Die Räume sind ein wenig zu geschlossen. Über den Daumen bestehen 70 Prozent des Games daraus, einen Raum zu betreten, allem, was sich bewegt, den Übergang vom festen in den flüssigen Aggregatzustand zu erleichtern und dann in den nächsten Raum zu wandern. Tötet eine definierte Zahl an Monstern, spießt eine definierte Zahl an Monstern auf oder tut ihnen an, was immer nötig ist, ihnen anzutun und geht die fünf Meter weiter zum nächsten identischen Event. Es gibt schlichtes Spieldesign und es gibt faules. Hier würde ich sagen, dass passagenweise Letzteres der Fall ist.

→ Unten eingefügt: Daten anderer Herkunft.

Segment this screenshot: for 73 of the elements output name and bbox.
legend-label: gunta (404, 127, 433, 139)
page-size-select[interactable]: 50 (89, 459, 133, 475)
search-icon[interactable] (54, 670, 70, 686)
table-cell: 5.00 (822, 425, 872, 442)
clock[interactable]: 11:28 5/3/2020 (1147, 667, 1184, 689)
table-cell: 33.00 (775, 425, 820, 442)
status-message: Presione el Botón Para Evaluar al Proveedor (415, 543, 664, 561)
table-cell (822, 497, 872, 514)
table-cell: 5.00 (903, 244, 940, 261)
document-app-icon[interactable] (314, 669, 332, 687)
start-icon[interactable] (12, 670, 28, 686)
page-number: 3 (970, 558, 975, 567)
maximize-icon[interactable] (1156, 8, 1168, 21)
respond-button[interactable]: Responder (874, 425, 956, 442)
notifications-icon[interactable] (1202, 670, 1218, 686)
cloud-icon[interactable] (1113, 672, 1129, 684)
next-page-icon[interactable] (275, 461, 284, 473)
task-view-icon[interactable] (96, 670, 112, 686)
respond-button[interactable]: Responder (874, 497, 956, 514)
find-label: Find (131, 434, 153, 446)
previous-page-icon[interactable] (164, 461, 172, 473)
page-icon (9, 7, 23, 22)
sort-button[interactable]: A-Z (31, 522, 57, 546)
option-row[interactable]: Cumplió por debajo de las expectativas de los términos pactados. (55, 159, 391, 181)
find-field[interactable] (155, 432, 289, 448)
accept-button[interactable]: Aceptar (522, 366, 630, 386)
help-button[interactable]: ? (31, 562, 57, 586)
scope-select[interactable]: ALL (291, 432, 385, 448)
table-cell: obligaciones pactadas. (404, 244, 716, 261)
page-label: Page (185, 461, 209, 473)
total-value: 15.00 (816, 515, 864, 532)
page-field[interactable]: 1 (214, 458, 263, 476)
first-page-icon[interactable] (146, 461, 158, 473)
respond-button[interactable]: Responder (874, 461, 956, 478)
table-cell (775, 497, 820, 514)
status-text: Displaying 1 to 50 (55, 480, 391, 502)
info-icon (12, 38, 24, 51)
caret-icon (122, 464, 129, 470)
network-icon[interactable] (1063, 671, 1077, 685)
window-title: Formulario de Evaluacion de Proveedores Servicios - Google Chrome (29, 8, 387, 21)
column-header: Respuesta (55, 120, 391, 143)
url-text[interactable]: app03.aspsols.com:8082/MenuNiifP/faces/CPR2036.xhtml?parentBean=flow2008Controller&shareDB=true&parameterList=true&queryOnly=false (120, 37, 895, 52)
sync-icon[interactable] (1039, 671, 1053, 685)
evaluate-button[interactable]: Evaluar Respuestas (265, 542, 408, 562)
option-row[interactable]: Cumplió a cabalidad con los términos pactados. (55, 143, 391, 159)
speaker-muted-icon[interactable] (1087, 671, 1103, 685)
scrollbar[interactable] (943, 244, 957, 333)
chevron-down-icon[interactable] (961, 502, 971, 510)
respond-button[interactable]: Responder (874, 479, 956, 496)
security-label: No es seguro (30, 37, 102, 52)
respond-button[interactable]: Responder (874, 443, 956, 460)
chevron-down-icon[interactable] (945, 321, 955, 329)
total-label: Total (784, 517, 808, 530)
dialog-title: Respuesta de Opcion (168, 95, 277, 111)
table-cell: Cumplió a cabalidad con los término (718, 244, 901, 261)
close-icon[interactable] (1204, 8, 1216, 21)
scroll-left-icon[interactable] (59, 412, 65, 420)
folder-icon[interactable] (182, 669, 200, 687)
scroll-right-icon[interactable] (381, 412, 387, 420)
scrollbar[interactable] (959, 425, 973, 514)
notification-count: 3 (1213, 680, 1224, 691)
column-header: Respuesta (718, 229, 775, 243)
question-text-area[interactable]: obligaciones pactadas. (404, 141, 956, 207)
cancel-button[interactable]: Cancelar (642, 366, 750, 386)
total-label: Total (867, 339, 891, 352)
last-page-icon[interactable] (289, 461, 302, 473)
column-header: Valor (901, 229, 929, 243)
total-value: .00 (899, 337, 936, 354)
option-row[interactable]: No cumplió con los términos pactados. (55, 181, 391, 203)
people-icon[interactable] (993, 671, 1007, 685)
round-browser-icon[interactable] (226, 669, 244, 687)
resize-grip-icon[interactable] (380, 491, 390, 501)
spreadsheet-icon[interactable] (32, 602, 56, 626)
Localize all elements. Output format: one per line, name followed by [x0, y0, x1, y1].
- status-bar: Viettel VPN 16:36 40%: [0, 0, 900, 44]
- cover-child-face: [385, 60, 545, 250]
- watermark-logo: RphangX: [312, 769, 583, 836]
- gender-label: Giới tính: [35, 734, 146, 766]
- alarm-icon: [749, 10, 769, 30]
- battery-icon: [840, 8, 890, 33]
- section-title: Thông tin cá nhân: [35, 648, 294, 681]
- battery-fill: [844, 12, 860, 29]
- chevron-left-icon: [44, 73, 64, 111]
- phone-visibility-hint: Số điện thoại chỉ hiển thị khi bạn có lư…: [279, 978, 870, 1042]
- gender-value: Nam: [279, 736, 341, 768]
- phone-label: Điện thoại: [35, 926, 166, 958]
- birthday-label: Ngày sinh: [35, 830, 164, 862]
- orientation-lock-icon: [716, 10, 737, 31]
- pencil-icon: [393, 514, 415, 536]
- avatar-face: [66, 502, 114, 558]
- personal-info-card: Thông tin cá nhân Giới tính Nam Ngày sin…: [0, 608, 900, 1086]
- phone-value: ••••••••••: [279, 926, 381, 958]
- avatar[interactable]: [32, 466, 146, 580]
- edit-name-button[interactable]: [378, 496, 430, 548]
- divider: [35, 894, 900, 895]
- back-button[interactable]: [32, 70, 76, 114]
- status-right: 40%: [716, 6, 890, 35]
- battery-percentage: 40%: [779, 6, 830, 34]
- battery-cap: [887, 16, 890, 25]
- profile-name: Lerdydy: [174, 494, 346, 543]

Dafür entschädigen die Kämpfe selbst aber ein wenig. Generell hat man bei Namco Bandai – und vielleicht auch schon zuvor beim Startstudio BottleRocket – die Hausaufgaben gemacht, als es an die Basics wie Trefferwirkung, befriedigende Zerplatz-Geräusche und Kombos ging. Manchmal ist die Entfernung zum Feind nicht ganz leicht einzuschätzen und häufig könnt ihr nicht rechtzeitig auf einen Feind im Rücken reagieren, da ihr noch in der eigenen Kombo feststeckt. Aber mit solchen Macken steht das Spiel ja nicht ganz allein auf der Welt da.